According to NIDA, the trouble began in the late 90s, when pharmaceutical companies told the medical community that opioid painkillers were associated with low rates of addiction. In response, healthcare providers increased the rate of prescription. In reality, prescription opioids are easily misused and frequently cause addiction. Overdose rates started to increase. In 2015, over 33,000 Americans died from opioid overdoses.
Some facts about opioid addiction in the United States:
- Between 21 and 29 percent of those prescribed opioid medications for chronic pain misuse those medications.
- Between 8 and 12 percent of those who misuse opioids prescribed for chronic pain are later diagnosed with an opioid use disorder.
- Between 4 and 6 percent of those who misuse opioid painkillers end up transitioning to heroin, which is chemically similar.
- Around 80 percent of heroin users began using the drug after misusing prescription opioids.
- Between July 2016 and September 2017, opioid overdoses rose by 30 percent in 45 states — 70 percent in the Midwestern region.
The suffering is real and, although many strategies are being tried, people addicted to opioids need effective treatment options.
Is opioid addiction treatment effective?
The goal of drug addiction treatment is not only to stop drug abuse but also to return the person to a functioning, productive life within their family, workplace and community. The good news, according to NIDA, is that most people who become involved in drug treatment are able to stop using drugs, decrease criminal activity, and improve their social, psychological and occupational functioning.
That said, not all treatment programs are equally effective. Success depends in part upon the extent and nature of the person’s problems, but also upon the appropriateness and quality of the treatment program and especially on the quality of interactions between the person and the treatment providers.
Poor quality, non-evidence-based programs may be ineffective. Worse, they could actually put the addict at risk for overdose. Some programs even risk neglect, physical and sexual abuse, and death among patients, so you should carefully investigate any treatment program you are considering.
One thing to understand is that addiction is a chronic disease in which relapse is not only possible but likely. This is because addiction’s symptom recurrence rate is similar to other chronic illnesses with both physiological and behavioral components.
For example, between 30 and 50 percent of those treated for Type I diabetes relapse after treatment. For hypertension and asthma, the relapse rate is between 50 and 70 percent. For drug addiction, the relapse rate is between 40 and 60 percent. That said, the severity of the behavior is likely to be lower during a relapse than it was before treatment.

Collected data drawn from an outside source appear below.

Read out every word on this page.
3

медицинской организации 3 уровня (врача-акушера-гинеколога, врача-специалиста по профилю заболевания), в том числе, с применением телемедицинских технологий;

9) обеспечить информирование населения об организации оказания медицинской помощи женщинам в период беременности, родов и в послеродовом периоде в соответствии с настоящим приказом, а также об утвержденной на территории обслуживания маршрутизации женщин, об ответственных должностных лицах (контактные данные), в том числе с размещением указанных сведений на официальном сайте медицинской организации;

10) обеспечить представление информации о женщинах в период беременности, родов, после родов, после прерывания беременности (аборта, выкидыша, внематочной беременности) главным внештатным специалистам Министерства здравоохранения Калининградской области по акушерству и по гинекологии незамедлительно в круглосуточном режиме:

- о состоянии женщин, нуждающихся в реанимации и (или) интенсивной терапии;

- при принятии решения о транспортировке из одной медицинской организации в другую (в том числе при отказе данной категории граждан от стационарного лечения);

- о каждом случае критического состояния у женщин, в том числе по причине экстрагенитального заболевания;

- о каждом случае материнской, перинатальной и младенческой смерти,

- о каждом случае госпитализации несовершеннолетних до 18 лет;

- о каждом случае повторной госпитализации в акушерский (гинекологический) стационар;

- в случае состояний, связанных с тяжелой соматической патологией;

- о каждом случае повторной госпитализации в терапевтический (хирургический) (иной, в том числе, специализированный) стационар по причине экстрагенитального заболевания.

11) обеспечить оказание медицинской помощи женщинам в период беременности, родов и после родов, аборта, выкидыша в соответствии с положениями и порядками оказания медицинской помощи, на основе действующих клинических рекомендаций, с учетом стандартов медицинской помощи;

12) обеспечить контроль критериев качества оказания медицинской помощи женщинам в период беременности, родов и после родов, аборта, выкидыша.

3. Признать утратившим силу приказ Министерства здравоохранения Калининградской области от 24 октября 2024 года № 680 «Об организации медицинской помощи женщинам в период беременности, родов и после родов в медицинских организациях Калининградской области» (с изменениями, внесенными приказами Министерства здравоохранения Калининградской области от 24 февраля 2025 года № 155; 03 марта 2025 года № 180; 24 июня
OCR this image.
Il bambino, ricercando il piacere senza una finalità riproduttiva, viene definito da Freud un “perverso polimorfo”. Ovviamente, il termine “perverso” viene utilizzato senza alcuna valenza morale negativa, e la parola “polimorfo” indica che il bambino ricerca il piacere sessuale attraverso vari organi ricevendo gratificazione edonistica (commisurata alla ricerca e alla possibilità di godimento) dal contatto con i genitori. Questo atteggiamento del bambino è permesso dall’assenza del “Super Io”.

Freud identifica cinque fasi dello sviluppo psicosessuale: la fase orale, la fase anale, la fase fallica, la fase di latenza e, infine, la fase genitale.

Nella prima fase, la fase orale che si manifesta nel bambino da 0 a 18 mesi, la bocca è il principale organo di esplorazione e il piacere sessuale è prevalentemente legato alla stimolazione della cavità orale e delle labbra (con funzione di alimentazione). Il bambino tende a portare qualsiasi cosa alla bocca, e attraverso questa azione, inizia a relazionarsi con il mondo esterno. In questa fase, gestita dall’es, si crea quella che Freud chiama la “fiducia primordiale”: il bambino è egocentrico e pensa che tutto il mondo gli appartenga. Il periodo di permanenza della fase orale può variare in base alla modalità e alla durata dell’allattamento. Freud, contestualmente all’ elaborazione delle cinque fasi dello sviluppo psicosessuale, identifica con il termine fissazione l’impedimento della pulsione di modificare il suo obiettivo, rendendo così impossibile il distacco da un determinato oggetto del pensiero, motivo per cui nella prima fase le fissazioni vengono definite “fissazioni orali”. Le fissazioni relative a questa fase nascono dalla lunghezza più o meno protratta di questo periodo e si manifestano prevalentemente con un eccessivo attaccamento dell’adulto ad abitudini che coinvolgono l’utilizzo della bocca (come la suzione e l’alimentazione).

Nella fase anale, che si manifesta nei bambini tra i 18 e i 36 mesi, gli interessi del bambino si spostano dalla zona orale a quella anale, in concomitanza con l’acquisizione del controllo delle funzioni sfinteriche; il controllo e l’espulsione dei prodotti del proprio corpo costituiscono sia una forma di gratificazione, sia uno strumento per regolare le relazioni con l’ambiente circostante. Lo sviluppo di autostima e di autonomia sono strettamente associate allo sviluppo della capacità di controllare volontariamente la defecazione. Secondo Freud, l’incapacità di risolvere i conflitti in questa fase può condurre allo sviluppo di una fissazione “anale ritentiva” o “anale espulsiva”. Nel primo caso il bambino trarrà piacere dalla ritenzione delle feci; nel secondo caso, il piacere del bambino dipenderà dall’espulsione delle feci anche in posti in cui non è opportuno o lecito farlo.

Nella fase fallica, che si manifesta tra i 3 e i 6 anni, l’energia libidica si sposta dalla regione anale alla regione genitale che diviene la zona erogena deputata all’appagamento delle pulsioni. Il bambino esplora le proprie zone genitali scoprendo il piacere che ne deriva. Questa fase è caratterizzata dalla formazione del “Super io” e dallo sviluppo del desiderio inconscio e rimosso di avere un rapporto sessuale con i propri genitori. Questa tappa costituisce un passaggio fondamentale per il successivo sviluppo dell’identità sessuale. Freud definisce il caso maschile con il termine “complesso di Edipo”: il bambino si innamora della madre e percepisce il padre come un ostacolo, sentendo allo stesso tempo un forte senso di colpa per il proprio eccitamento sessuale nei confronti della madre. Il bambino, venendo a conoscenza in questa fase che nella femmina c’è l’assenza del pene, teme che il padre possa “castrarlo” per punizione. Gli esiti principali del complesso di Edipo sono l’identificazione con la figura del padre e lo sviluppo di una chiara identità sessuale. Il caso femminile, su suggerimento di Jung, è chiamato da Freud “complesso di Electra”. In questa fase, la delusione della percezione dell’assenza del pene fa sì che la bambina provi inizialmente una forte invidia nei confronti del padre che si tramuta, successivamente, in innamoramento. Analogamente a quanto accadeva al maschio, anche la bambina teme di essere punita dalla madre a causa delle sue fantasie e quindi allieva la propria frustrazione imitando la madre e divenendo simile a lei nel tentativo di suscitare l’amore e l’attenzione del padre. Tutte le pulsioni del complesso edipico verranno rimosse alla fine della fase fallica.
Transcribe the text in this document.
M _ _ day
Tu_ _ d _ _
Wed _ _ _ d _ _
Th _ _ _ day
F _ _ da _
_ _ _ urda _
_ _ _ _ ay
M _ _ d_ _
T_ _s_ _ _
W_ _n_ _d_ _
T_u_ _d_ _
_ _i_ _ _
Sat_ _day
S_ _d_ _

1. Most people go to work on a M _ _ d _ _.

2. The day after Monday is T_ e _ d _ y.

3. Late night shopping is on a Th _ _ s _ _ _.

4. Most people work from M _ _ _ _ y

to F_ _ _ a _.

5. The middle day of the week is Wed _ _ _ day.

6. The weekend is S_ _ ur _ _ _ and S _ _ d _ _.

Unfortunately, many people assume that relapse means that addiction treatment was ineffective. In truth, addiction treatment often requires ongoing evaluation and modification like other chronic diseases.
In summary, appropriate, quality addiction treatment is generally effective, although people may experience relapses. These are to be expected and managed via ongoing evaluation of the disease and corresponding modifications in treatment as you would expect from any chronic illness.